The following papers have done creative work in distributed machine learning. I want to know how to calculate communication cost and workload balance ratio.
[1] J. Chen et al. A Bi-layered Parallel Training Architecture for Large-scale Convolutional Neural Networks. IEEE Transactions on Parallel and Distributed Systems. 2018.
This paper give Data Communication and Workload Balancing Analysis in Section 5.4, and show the comparison on data communication and workload balancing in Fig. 15. I do not know which parallel framework the paper use, MPI or Spark?
[2]J. Chen, et al. A Parallel Random Forest Algorithm for Big Data in a Spark Cloud Computing Environment. IEEE Transactions on Parallel and Distributed Systems, 2017.

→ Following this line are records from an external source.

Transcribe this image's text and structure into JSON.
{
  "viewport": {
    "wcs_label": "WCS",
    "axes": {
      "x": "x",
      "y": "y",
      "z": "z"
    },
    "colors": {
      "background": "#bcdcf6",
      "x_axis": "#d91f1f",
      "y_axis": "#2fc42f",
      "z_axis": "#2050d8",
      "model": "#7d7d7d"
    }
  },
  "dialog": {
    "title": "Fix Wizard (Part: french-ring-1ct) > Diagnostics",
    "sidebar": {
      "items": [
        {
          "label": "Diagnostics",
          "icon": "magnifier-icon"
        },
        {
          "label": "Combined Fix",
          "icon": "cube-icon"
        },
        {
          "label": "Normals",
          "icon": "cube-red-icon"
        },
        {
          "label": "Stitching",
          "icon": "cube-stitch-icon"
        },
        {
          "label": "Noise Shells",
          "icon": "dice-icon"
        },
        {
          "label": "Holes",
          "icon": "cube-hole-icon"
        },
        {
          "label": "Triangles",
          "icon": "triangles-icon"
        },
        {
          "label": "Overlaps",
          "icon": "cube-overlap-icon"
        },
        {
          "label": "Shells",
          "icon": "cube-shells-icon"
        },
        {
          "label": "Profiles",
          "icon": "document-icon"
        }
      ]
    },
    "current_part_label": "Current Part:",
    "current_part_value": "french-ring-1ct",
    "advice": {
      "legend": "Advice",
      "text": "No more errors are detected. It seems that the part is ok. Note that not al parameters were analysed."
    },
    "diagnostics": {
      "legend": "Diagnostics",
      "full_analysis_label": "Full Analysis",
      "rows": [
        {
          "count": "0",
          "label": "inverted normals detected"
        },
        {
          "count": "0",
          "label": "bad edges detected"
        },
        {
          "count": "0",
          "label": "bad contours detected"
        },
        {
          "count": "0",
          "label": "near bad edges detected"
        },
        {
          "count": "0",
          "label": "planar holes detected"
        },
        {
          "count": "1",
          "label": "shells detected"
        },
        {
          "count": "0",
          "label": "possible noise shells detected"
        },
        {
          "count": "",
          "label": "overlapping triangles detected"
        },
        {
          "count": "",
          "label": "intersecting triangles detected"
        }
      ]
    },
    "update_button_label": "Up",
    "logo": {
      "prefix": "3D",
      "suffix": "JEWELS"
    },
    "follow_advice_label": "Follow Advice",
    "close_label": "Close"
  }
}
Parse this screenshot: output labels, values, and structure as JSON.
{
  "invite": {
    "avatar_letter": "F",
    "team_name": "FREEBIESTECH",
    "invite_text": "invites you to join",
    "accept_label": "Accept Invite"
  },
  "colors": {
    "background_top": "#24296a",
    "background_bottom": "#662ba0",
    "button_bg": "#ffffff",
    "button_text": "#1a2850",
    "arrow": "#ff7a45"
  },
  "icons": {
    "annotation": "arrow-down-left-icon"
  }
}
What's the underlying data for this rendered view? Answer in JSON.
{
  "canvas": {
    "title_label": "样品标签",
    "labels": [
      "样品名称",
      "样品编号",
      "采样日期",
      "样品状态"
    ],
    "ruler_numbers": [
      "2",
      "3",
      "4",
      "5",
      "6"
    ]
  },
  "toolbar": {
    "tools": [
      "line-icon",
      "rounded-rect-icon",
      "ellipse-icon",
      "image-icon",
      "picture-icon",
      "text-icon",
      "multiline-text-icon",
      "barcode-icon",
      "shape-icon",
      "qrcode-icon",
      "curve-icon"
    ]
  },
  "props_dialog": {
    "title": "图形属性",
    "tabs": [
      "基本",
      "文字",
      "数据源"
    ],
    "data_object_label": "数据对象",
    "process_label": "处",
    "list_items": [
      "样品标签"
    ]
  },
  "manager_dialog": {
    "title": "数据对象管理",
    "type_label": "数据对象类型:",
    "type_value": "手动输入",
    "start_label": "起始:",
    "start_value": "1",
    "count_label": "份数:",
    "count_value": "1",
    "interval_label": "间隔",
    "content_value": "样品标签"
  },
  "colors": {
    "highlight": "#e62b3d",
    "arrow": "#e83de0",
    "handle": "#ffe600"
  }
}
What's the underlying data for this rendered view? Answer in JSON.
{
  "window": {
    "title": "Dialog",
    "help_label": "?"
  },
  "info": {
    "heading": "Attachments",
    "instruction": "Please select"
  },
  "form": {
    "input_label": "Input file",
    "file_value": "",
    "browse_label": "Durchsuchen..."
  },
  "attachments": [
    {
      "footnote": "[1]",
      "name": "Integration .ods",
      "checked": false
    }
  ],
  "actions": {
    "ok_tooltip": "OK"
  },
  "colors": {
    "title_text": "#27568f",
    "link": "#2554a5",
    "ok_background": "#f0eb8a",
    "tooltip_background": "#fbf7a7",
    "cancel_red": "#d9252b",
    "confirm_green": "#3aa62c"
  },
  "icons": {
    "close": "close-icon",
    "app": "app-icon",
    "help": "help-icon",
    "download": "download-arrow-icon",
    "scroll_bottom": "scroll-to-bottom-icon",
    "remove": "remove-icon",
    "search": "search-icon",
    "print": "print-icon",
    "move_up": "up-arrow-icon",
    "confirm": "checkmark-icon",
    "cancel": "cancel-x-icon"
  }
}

This paper give Resource and Workload Balance Analysis in Section 4.3.4, but do not provide the quantitative Workload Balance on the specific data-set. The paper present Data Communication Analysis Analysis in Section 4.3.3, and also provide Data communication costs in Fig.15.
My questions are as follows:
(1) how to compute data communication cost and workload balance ratio in spark cluster?
(2) how to compute data communication cost and workload balance ratio in MPI cluster?
(3) which parallel framework does the paper "A Bi-layered Parallel Training Architecture for Large-scale Convolutional Neural Networks" use?